SLAP, or Data Speculation Attacks via Load Address Prediction, functions by exploiting Apple Silicon’s Load Address Predictor, which guesses the next memory address the CPU will use. By exploiting this functionality and forcing it to guess wrong, information like emails and browsing history can effectively be stolen. This impacts Apple CPUs, starting with Apple M2 and A15.

Meanwhile, FLOP, or False Load Output Predictions, exploits Apple Silicon’s Load Value Predictor, which guesses data values to be returned by the memory on the next CPU cycle. If this is exploited and forced to guess wrong, memory safety can be bypassed entirely to leak things like credit card information and location history.
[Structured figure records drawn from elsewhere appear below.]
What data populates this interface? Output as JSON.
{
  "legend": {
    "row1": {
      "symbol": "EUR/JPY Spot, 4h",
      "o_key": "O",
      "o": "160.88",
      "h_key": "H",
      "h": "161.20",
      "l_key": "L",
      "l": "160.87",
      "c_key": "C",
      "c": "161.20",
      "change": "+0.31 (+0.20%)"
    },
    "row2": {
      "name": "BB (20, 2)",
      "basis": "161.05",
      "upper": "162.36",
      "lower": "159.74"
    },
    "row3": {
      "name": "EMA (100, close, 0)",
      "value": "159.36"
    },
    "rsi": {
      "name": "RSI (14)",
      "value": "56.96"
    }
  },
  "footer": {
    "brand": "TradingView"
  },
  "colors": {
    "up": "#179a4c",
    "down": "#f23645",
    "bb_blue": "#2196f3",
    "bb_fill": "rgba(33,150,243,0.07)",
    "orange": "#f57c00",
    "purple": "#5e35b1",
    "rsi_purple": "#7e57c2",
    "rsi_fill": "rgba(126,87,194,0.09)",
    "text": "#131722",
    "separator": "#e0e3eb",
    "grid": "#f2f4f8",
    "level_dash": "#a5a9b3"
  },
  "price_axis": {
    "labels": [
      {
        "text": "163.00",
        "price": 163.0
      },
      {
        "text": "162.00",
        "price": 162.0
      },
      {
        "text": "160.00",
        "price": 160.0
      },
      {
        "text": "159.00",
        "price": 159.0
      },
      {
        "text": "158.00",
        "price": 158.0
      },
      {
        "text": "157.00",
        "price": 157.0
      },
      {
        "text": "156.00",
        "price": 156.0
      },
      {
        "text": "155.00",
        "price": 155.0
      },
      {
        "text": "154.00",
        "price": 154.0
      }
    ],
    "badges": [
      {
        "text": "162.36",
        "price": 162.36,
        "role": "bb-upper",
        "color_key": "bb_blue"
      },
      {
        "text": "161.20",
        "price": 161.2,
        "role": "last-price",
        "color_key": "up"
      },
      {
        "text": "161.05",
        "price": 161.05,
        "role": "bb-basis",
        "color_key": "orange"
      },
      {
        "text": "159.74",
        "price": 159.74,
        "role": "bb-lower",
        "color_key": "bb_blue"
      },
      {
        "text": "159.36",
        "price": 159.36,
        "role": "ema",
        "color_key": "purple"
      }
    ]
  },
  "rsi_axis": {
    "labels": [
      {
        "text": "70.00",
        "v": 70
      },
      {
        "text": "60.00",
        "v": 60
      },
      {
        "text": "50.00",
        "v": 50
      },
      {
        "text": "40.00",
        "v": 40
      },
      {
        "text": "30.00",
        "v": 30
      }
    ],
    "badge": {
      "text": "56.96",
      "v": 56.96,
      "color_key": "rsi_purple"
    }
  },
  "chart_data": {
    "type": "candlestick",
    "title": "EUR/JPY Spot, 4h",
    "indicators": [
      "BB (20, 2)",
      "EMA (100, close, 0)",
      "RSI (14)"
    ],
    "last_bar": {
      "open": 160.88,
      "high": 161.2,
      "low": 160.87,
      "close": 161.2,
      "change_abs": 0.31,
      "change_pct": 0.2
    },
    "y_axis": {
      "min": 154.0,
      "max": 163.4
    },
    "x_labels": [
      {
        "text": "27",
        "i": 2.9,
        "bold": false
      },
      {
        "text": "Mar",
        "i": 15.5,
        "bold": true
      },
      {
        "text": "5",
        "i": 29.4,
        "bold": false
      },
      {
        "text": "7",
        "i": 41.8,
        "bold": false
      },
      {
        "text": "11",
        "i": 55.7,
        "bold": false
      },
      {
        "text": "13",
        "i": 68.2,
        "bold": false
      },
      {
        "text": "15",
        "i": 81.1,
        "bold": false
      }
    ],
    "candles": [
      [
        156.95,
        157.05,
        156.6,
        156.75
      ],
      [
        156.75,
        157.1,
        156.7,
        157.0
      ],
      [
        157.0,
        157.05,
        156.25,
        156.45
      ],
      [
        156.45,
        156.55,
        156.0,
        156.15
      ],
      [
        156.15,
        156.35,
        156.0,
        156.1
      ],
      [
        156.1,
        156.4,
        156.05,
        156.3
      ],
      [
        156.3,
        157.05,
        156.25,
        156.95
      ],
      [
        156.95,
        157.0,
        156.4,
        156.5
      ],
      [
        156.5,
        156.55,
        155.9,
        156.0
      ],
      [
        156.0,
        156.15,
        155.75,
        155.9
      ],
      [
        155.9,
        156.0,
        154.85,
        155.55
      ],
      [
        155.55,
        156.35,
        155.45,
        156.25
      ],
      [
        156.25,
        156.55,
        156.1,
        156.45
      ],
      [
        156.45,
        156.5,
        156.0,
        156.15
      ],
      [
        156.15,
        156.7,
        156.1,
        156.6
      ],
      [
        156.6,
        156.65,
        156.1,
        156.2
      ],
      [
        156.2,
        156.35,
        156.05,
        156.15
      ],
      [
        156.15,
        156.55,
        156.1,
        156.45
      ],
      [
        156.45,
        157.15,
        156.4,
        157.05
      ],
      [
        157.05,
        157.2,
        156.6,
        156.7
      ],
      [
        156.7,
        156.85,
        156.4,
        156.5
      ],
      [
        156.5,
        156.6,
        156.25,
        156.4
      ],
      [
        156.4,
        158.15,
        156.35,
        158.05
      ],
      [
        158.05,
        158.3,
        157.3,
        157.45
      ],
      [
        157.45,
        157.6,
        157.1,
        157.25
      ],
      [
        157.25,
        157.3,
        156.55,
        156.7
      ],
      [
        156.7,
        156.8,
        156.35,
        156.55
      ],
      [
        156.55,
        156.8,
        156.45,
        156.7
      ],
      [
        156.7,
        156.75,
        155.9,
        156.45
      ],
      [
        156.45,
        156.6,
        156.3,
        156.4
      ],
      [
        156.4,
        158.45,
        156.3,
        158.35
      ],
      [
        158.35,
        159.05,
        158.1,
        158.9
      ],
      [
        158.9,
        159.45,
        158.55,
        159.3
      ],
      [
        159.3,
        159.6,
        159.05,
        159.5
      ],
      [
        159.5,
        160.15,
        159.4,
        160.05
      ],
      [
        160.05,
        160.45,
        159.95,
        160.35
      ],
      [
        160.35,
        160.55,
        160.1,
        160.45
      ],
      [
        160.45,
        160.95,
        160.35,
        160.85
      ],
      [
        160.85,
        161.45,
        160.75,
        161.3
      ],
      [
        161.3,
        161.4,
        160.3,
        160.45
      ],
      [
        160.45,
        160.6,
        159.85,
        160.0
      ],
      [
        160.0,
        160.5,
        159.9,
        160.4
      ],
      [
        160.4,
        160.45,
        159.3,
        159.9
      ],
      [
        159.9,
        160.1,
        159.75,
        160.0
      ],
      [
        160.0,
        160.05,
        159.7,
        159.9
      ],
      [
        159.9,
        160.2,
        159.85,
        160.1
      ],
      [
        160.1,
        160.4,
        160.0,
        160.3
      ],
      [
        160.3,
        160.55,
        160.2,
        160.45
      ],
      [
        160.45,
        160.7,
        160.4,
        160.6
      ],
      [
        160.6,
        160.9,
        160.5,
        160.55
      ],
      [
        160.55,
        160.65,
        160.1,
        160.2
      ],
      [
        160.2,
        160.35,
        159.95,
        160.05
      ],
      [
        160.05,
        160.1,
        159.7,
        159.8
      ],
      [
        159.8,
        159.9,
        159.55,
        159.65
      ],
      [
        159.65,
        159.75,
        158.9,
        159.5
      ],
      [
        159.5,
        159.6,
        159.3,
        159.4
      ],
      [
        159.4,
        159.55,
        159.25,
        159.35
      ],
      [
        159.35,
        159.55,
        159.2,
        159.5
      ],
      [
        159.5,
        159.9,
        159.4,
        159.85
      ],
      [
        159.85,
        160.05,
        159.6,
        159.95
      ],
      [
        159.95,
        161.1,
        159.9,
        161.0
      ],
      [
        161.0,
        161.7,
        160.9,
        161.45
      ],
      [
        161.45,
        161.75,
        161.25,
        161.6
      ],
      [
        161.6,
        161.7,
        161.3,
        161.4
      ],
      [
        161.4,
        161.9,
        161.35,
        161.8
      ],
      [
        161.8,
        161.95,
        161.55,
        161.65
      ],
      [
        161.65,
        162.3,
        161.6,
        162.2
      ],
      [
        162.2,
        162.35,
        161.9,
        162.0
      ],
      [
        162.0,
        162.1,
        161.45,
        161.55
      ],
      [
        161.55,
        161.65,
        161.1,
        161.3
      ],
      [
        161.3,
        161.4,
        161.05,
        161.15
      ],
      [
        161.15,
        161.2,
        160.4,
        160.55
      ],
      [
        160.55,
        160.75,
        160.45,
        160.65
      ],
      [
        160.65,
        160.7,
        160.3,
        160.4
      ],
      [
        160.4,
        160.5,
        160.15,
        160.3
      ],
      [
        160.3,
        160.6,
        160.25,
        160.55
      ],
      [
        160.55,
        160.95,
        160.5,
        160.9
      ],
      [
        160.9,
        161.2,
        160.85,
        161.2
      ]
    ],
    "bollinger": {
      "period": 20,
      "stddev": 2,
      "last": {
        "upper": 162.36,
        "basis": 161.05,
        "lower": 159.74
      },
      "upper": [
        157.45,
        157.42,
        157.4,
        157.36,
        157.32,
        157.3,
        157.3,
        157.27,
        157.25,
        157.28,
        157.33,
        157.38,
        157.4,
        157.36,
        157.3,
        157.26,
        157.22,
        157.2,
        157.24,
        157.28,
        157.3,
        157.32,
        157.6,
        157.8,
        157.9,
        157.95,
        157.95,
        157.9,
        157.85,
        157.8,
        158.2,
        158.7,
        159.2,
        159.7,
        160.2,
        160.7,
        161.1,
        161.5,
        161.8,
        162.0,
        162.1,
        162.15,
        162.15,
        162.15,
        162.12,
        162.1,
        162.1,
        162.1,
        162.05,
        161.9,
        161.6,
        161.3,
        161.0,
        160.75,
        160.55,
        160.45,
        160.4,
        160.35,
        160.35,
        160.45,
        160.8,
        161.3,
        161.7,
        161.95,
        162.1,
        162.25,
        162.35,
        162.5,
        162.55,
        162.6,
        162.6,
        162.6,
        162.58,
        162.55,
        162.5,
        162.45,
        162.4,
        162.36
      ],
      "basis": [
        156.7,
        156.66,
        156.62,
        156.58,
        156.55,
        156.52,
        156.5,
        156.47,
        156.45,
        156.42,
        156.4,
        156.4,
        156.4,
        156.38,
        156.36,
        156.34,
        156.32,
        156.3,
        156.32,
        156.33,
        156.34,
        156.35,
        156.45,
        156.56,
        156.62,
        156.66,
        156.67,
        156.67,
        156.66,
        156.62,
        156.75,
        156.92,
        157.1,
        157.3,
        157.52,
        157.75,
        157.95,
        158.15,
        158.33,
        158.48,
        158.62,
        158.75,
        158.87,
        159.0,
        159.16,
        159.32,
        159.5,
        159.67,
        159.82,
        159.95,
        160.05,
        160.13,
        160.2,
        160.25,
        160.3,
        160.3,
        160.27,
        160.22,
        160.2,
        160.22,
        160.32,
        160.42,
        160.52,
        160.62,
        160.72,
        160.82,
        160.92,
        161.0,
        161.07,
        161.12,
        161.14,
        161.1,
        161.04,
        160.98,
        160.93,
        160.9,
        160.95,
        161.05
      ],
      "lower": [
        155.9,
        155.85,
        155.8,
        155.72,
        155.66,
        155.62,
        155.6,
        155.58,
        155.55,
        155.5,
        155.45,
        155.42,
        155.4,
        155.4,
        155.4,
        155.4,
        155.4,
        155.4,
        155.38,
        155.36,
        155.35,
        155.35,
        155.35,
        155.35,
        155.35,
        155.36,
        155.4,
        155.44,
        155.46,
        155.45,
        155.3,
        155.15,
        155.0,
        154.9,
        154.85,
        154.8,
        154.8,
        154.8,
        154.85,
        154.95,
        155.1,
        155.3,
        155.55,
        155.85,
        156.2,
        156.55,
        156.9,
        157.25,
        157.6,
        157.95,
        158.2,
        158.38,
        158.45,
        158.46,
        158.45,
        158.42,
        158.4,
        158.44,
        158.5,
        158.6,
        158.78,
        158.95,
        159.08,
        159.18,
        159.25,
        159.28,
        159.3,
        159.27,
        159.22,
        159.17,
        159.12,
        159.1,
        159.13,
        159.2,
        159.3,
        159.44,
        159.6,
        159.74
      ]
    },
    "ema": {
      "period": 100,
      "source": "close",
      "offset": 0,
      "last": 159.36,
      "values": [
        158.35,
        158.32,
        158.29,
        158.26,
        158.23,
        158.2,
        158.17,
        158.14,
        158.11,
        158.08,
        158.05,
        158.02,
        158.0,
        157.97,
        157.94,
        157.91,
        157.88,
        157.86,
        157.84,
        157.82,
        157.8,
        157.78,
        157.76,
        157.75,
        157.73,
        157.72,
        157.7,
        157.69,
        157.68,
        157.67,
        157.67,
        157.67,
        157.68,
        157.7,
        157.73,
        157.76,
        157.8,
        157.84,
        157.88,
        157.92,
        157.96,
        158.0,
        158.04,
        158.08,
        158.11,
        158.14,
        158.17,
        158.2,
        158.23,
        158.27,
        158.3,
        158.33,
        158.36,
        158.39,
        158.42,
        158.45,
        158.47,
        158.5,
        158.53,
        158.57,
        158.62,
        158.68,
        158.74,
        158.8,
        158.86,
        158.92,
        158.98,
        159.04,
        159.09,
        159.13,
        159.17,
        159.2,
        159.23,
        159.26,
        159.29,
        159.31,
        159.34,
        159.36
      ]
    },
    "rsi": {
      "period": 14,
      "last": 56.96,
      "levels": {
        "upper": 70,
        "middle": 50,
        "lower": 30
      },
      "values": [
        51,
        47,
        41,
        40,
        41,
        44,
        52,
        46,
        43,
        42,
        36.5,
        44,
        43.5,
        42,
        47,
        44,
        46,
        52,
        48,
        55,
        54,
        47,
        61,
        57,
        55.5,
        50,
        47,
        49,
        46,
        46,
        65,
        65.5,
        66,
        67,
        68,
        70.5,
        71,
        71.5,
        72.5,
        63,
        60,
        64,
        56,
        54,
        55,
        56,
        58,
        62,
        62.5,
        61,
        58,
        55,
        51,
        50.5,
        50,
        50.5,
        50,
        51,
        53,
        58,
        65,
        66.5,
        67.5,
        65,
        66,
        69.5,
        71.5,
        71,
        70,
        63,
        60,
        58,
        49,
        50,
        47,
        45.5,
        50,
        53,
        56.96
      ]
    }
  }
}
In a statement made to Bleeping Computer, Apple said: “We want to thank the researchers for their collaboration as this proof of concept advances our understanding of these types of threats, (but) based on our analysis, we do not believe this issue poses an immediate risk to our users.”

The researchers do note that attacks actually using these exploits have yet to be spotted in the wild after initially discovering and reporting them to Apple in March (SLAP) and September (FLOP) in 2024, but also that users hoping to avoid them entirely can still disable JavaScript in Safari (tested browser) on their Apple devices until further notice. Doing this will introduce lots of site compatibility issues, though, so hopefully Apple actually patches this sooner rather than later.